The soldiers developed their own theory behind the otherworldly visitations, including the belief that “the wraith” was from a nearby cemetery. They felt “the ghostly visitor is taking this means of showing displeasure at the desecration of the graves, many of which have been levelled off and destroyed through the process of time and the advance of civilization.”
Today, the actual location of the cemetery cited in the 1903 article remains as much a mystery as the reported apparition. Ken Green, the manager of communications and visitor activities at Lower Fort Garry for Parks Canada, said there is no evidence of a cemetery close to the national historic site. He said there are three possibilities for the cemetery near Lower Fort Garry: Little Britain United Church, PTH 9 and Little Britain Road, built between 1872 and 1874 and a kilometre to the south; St. Andrew’s on the Red, 3 St. Andrews Road to the west, the oldest stone church in Western Canada and built between 1845 and 1849; or the St. Clements Cemetery, 6159 Hwy. 9A, to the north.
One cemetery is shown on a plan of Lower Fort Garry drawn by B.A. Everitt in August 1926 and printed in May 1928 for the Hudson’s Bay Company, which built the post between 1831 and 1839. The plan  shows the “supposed position of burial ground of soldiers of Wolseley expedition” — the 1928 HBC pamphlet admitted there was no definitive proof of its existence — across today’s highway and just northwest of the fort. Green said archaeological digs have yet to uncover any evidence of the cemetery. Even if it did exist, the fact that the cemetery was for soldiers originally from Eastern Canada (arriving in August 1870 with Col. Garnet Wolseley in the aftermath of the Red River Resistance) does not explain the apparition of a Red River cart containing a Métis man and woman. It is evident that the newspaper report may refer to a cemetery lost to history that had been reserved specifically for the “first owners” of the land. The reference to “first owners” could imply the “ground sacred to their dead” was a burial place initially used by aboriginal people and later in conjunction with  Métis in the vicinity.
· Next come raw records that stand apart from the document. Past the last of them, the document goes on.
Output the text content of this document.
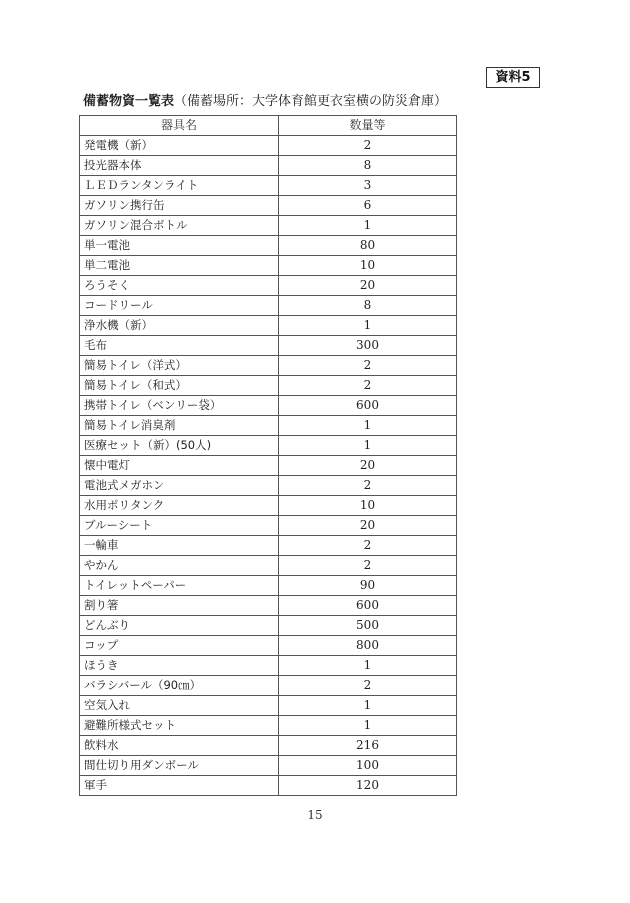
資料5
備蓄物資一覧表（備蓄場所：大学体育館更衣室横の防災倉庫）
器具名	数量等
発電機（新）	2
投光器本体	8
ＬＥＤランタンライト	3
ガソリン携行缶	6
ガソリン混合ボトル	1
単一電池	80
単二電池	10
ろうそく	20
コードリール	8
浄水機（新）	1
毛布	300
簡易トイレ（洋式）	2
簡易トイレ（和式）	2
携帯トイレ（ベンリー袋）	600
簡易トイレ消臭剤	1
医療セット（新）(50人)	1
懐中電灯	20
電池式メガホン	2
水用ポリタンク	10
ブルーシート	20
一輪車	2
やかん	2
トイレットペーパー	90
割り箸	600
どんぶり	500
コップ	800
ほうき	1
バラシバール（90㎝）	2
空気入れ	1
避難所様式セット	1
飲料水	216
間仕切り用ダンボール	100
軍手	120
15
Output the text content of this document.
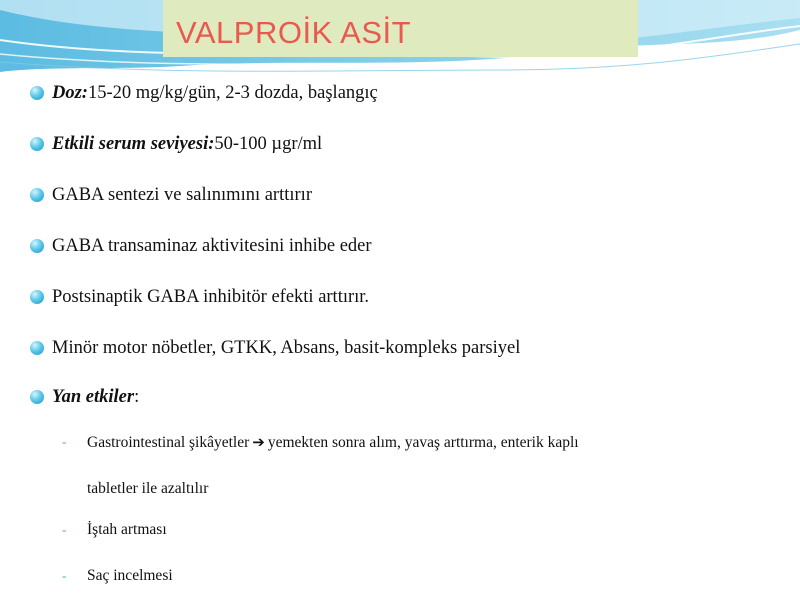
VALPROİK ASİT
Doz: 15-20 mg/kg/gün, 2-3 dozda, başlangıç
Etkili serum seviyesi: 50-100 µgr/ml
GABA sentezi ve salınımını arttırır
GABA transaminaz aktivitesini inhibe eder
Postsinaptik GABA inhibitör efekti arttırır.
Minör motor nöbetler, GTKK, Absans, basit-kompleks parsiyel
Yan etkiler :
-	Gastrointestinal şikâyetler ➔ yemekten sonra alım, yavaş arttırma, enterik kaplı
tabletler ile azaltılır
-	İştah artması
-	Saç incelmesi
The Canadian Mounted Rifles were originally formed as a militia unit for service in the South African (Boer) War in 1901. Although the militia unit was called the Canadian Mounted Rifles, Manitoba-based elements of the Canada-wide regiment on July 1, 1903, were reformed as the 12th Manitoba Dragoons with headquarters in Brandon. During this period, the cavalry regiment commonly held its annual summer exercises at Lower Fort Garry, and stayed in tents in a field located to the south of the fort. 
There were three militia regiments at the time: the 90th Winnipeg Rifles and the 13th Field Battery based in the city and the Canadian Mounted Rifles (the name persisted in newspaper accounts despite the reorganization). Periodically, the three regiments joined for a parade in Winnipeg. In July 1903, the combined force under the command of Col. Evans, CB, assembled at Upper Fort Garry and marched down city streets to the militia drill hall on Broadway. The Morning Telegram reported that 50 men of the Canadian Mounted Rifles took part in the combined parade under the leadership of Capt. Mackie, DSO. Such parades were popular and attracted hundreds of spectators.
It would be relatively easy for lone sentries facing the monotony of guard duty to let their imagination run wild. Or perhaps, as fictional Scrooge said to fictional Marley’s ghost: “You may be an undigested bit of beef, a blot of mustard, a crumb of cheese, a fragment of an underdone potato. There’s more of gravy than of grave about you, whatever you are!”